The reality is we’ll usually do our best work when being natural, being our true self. Sure, correcting, modifying or adjusting our natural behaviour can often help but we can easily get unstuck down that road.
There you have a paradox though which I can’t offer a solution to – I really believe we can all grow and develop and improve, but we probably do our best work when being out authentic self and not worrying too much about what others think.
So, what’s the solution?
Having put feedback on a pedestal then torn it down, my parting piece of advice to you would be to set expectations for feedback very low and simply this: make it very very specific.
Don’t just shower praise and say what a good job they did , make it specific. First, refer to a particular task, job or report (as the recipient a good tip is to ask for feedback specific to a task, rather than in general). Then, be specific on what was good: was it the on-time delivery you most appreciated, the attention-to-detail or the high standards? Was it the way things were communicated , careful explanations that were given or the clarity of the writing. Perhaps it was the brevity, the focus on what really mattered, the thoroughness or the relentless energy to keep things going. If it can be factual even better: specific steps they should have taken, particular knowledge they need to acquire. A way of thinking about the key issue that might be valuable. You get the idea.
Secondly, keep it short. The temptation can be to keep on going and going, but this risks hiding the real feedback in a load of fluff and leaving the recipient none the wiser. Systems such as Clearreview do a good job of enabling feedback that fits the bill here.

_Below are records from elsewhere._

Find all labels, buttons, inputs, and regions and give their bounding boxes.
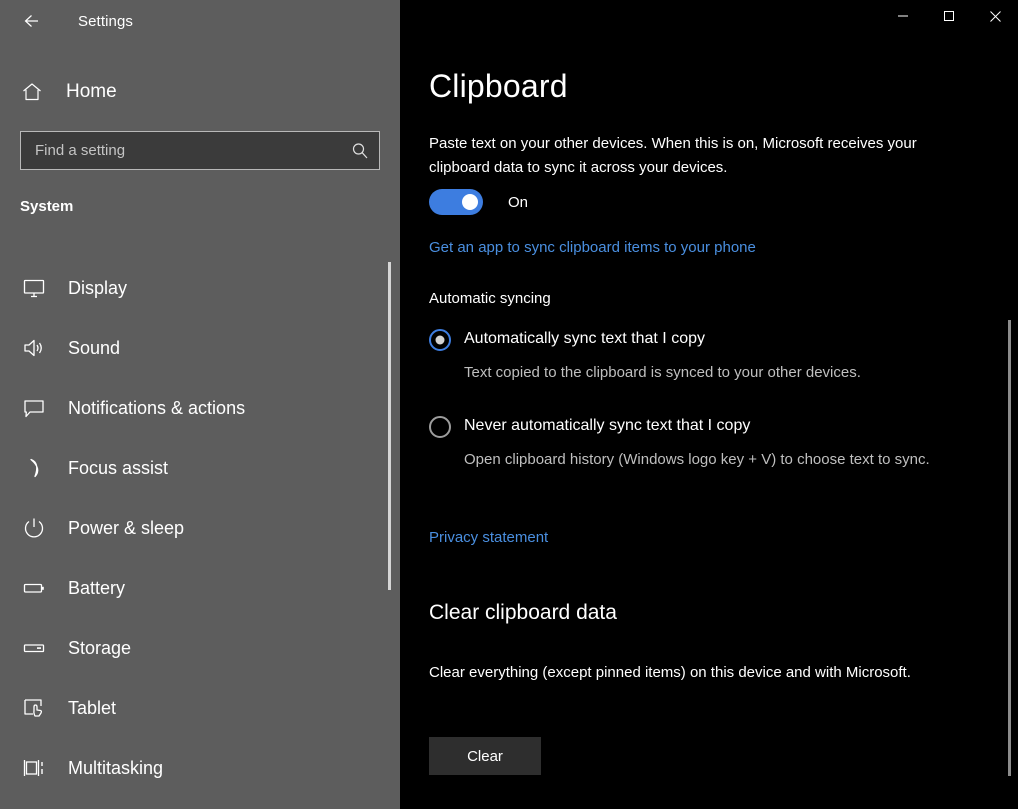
toggle-state-label: On xyxy=(508,193,529,211)
sidebar-item-focus-assist[interactable]: Focus assist xyxy=(0,438,400,498)
search-box[interactable] xyxy=(20,131,380,170)
sidebar-item-notifications[interactable]: Notifications & actions xyxy=(0,378,400,438)
speaker-icon xyxy=(10,336,58,360)
radio-button-unselected[interactable] xyxy=(429,416,451,438)
radio-option-auto-sync-description: Text copied to the clipboard is synced t… xyxy=(464,364,861,381)
maximize-button[interactable] xyxy=(926,0,972,32)
close-button[interactable] xyxy=(972,0,1018,32)
monitor-icon xyxy=(10,276,58,300)
radio-option-auto-sync-label: Automatically sync text that I copy xyxy=(464,330,705,347)
radio-option-never-sync-description: Open clipboard history (Windows logo key… xyxy=(464,451,930,468)
privacy-statement-link[interactable]: Privacy statement xyxy=(429,529,548,546)
sidebar-item-storage-label: Storage xyxy=(68,637,132,658)
clipboard-sync-toggle[interactable] xyxy=(429,189,483,215)
minimize-icon xyxy=(898,15,908,17)
radio-option-never-sync-texts: Never automatically sync text that I cop… xyxy=(464,415,1004,472)
sidebar-item-battery-label: Battery xyxy=(68,577,126,598)
sidebar-titlebar: Settings xyxy=(0,0,400,42)
sidebar-item-home[interactable]: Home xyxy=(0,72,400,112)
sidebar: Settings Home System xyxy=(0,0,400,809)
power-icon xyxy=(10,516,58,540)
search-icon[interactable] xyxy=(341,142,379,160)
sidebar-item-tablet[interactable]: Tablet xyxy=(0,678,400,738)
radio-option-never-sync-label: Never automatically sync text that I cop… xyxy=(464,417,751,434)
clipboard-sync-toggle-row: On xyxy=(429,189,528,215)
main-content: Clipboard Paste text on your other devic… xyxy=(400,42,1018,809)
get-app-sync-link[interactable]: Get an app to sync clipboard items to yo… xyxy=(429,239,756,256)
page-description: Paste text on your other devices. When t… xyxy=(429,135,917,176)
window-controls xyxy=(400,0,1018,42)
minimize-button[interactable] xyxy=(880,0,926,32)
sidebar-item-power-sleep[interactable]: Power & sleep xyxy=(0,498,400,558)
settings-window: Settings Home System xyxy=(0,0,1018,809)
sidebar-item-tablet-label: Tablet xyxy=(68,697,117,718)
clear-button[interactable]: Clear xyxy=(429,737,541,775)
battery-icon xyxy=(10,576,58,600)
sidebar-item-power-sleep-label: Power & sleep xyxy=(68,517,185,538)
toggle-knob xyxy=(462,194,478,210)
sidebar-item-display[interactable]: Display xyxy=(0,258,400,318)
tablet-touch-icon xyxy=(10,696,58,720)
radio-dot xyxy=(435,335,445,345)
multitasking-icon xyxy=(10,756,58,780)
sidebar-item-storage[interactable]: Storage xyxy=(0,618,400,678)
moon-icon xyxy=(10,456,58,480)
sidebar-item-multitasking-label: Multitasking xyxy=(68,757,164,778)
sidebar-item-display-label: Display xyxy=(68,277,128,298)
radio-option-never-sync[interactable]: Never automatically sync text that I cop… xyxy=(429,415,1004,472)
search-input[interactable] xyxy=(21,142,341,159)
page-title: Clipboard xyxy=(429,68,568,104)
radio-option-auto-sync[interactable]: Automatically sync text that I copy Text… xyxy=(429,328,1004,385)
clear-clipboard-heading: Clear clipboard data xyxy=(429,601,617,624)
sidebar-scrollbar-thumb[interactable] xyxy=(388,262,391,590)
drive-icon xyxy=(10,636,58,660)
sidebar-item-sound-label: Sound xyxy=(68,337,121,358)
maximize-icon xyxy=(944,11,954,21)
radio-button-selected[interactable] xyxy=(429,329,451,351)
automatic-syncing-label: Automatic syncing xyxy=(429,290,551,307)
clear-clipboard-description: Clear everything (except pinned items) o… xyxy=(429,664,911,681)
home-icon xyxy=(8,81,56,103)
app-title: Settings xyxy=(78,12,133,30)
back-arrow-icon xyxy=(24,15,38,27)
back-button[interactable] xyxy=(8,5,54,37)
close-icon xyxy=(989,10,1001,22)
sidebar-item-battery[interactable]: Battery xyxy=(0,558,400,618)
radio-option-auto-sync-texts: Automatically sync text that I copy Text… xyxy=(464,328,1004,385)
sidebar-nav-list: Display Sound Notifications & actions Fo… xyxy=(0,258,400,798)
content-scrollbar-thumb[interactable] xyxy=(1008,320,1011,776)
comment-icon xyxy=(10,396,58,420)
sidebar-section-title: System xyxy=(20,198,74,215)
sidebar-item-focus-assist-label: Focus assist xyxy=(68,457,169,478)
sidebar-item-notifications-label: Notifications & actions xyxy=(68,397,246,418)
sidebar-item-home-label: Home xyxy=(66,81,117,102)
sidebar-item-sound[interactable]: Sound xyxy=(0,318,400,378)
sidebar-item-multitasking[interactable]: Multitasking xyxy=(0,738,400,798)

Finally, focus on staying “your side of the net” – focusing only on the impact that the other person’s work or behaviour had on you (not your perception of why they did or didn’t do something). This short clip sums up brilliantly the key concept of “over the net”.
I think the minimum outcome of feedback giving ought to be to ensure that the receiver understands what was good and continues to do what they have done well before. Indeed the same Harvard Business Review piece I metioned earlier cites more research that we actually learn best when building on something we are already doing well.
This falls some way short of the idealised outcome of plugging blindspots and helping others avoid the same mistakes by making their view of the world a little more complete. But perfect can be the enemy of the good here. If you think about it that’s actually a pretty good outcome, and maybe even one worth aiming for.